What is brainspotting?

Brainspotting (BSP) was discovered by David Grand, Ph.D in 2003. Grand believes that where people look affects how they feel. He realized that people can access unprocessed trauma in the subcortical brain where brain activity organizes itself around their eye position. This process of bilateral stimulation downregulates the amygdala because the eye position accesses somatic capsules in the subcortical brain. BSP reveals, disrupts, and releases negative thoughts associated with memories and changes them to positive ones.  BSP includes somatic work, neuroscience, interpersonal neurobiology, and polyvagal theory.

During treatment, a therapist will guide their client to look at a certain direction, guided by a pointer. A therapist will then slowly guide a person’s eyes across their field of vision to find the spots that are triggering. If a particular spot activates a negative memory, they will have found a brainspot, where trauma is stored. While doing so, therapists use a process of attuning the brain-body response that can affect emotion, cognition, memory, and impulse control.

Brainspotting and addiction

Trauma and addiction are often connected. Many people with PTSD–those living in a constant state of fear, anxiety, depression, and experiencing flashbacks from a traumatic event–turn to substances to escape their realities and numb their feelings. Drugs and alcohol are able to provide the temporary relief and sense of control traumatized people desire. Moreover, a person with a trauma holds the trauma in their body, giving the body an opportunity to depend on a substance that provides the relief–coping–and makes addiction desirable.

BSP therapy works for people with a high sympathetic nervous system, like those with trauma. The good news is that it does not re-traumatize people during the healing process.  A way to recover from an addiction is to tackle the trauma by ridding of psychological distress that motivates people to use a substance to cope.
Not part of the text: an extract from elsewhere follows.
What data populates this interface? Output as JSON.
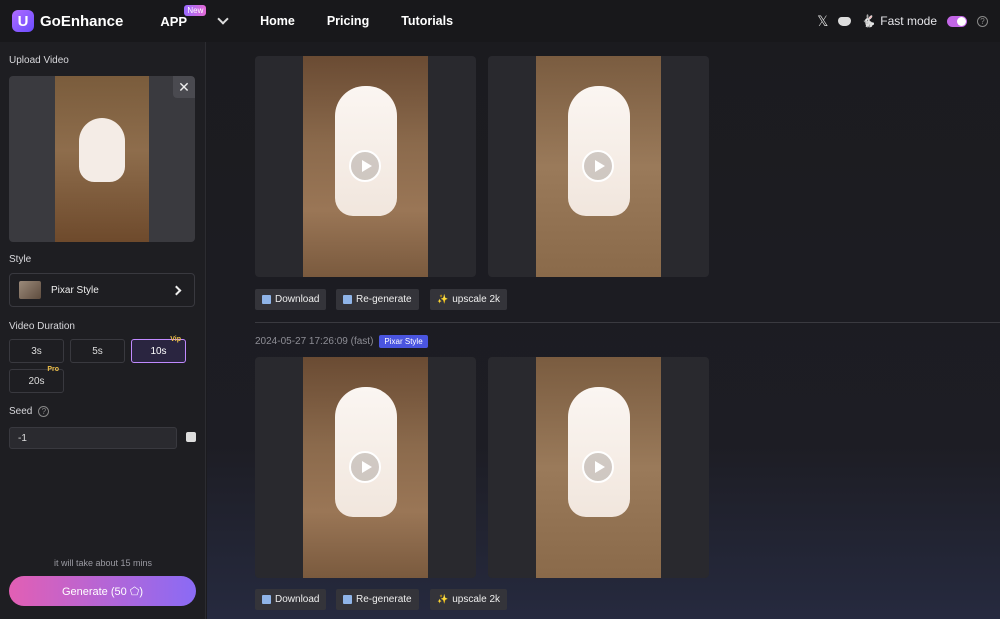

Using BSP can help locate the trauma and rewire how a person responds to the trauma when it appears or is addressed. This modality helps recoveries to no longer react to their triggers caused from trauma so that they can control irrational reactions. BSP also helps addicts identify what is unresolved or unhealed in their body and mind, and it can help distinguish what is an overreaction. The therapy can even help those suffering from trauma and addiction to reprocess their past. Ultimately, BSP can help a person process and let go of any lingering pain from an event, that has latched onto the body and possibly merged into the person’s identity, so that they can heal.